In particular, the realisation has firmly taken hold that mainly Asian and Middle Eastern sovereign wealth funds ((SWFs)) have become a potential provider of capital to the US and European financial systems. However, the extent to which they can realise this potential hinges partly on the level of protectionism they encounter from Western governments.

OxAn says many Western governments seem to have concluded that the legislative frameworks they already had in place will be sufficient for monitoring and, if necessary, rejecting SWF investments.

Meanwhile, many SWFs appear to have been waiting both for financial markets to stabilise and for clarity about Western governments’ responses to SWFs, before seeking more high-profile, substantial stakes.  This phase may partly culminate with the release of the set of voluntary principles that have been drafted by the IMF, which will be presented at the IMF/World Bank Annual Meetings in Washington on October 6-13.

However, the foreign investment activities of China’s State Administration of Foreign Exchange (SAFE), a branch of the People’s Bank of China, are bringing an additional dimension to the global debate on SWFs:

  • Potentially, SAFE may have access to a significant part of China’s approximate 1.8 trillion dollars of foreign exchange reserves to invest in equities. It has been suggested that SAFE’s equity investments abroad may already amount to close to 100 billion dollars.
  • SAFE has taken stakes of about 1% in some multinational companies, including BP and Total.
  • According to media reports, SAFE — whose investment activities are very non-transparent — has also been investing internationally via opaque subsidiaries.

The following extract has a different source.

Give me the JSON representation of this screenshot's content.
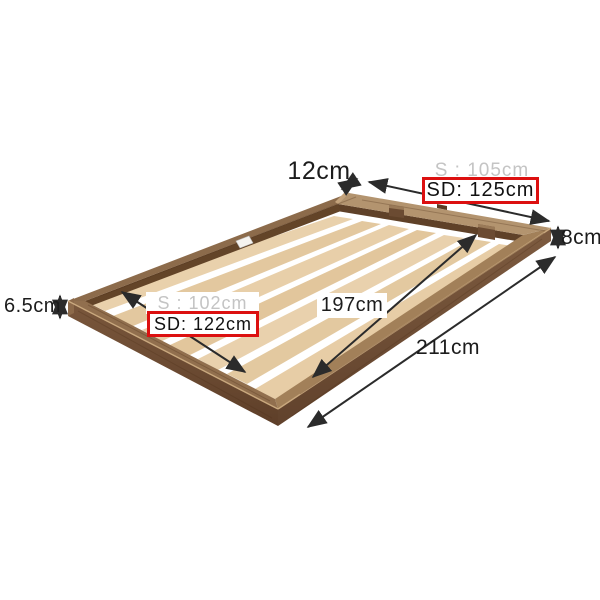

However, structurally SAFE is not a SWF, so there is a risk that the forthcoming IMF principles may not be easily applicable to it, OxAn says. If they are not, this will clearly diminish the principles’ overall ability to catalyse change.

This will also demonstrate to other SWF-owning governments that pressure for adherence to the principles can be avoided by channelling investments through vehicles other than SWFs.

Even if the IMF principles are applicable to non-SWF investment vehicles, the cultural and operational changes required for SAFE to become adherent to the principles are likely to be so significant that such changes would, at best, take a long time.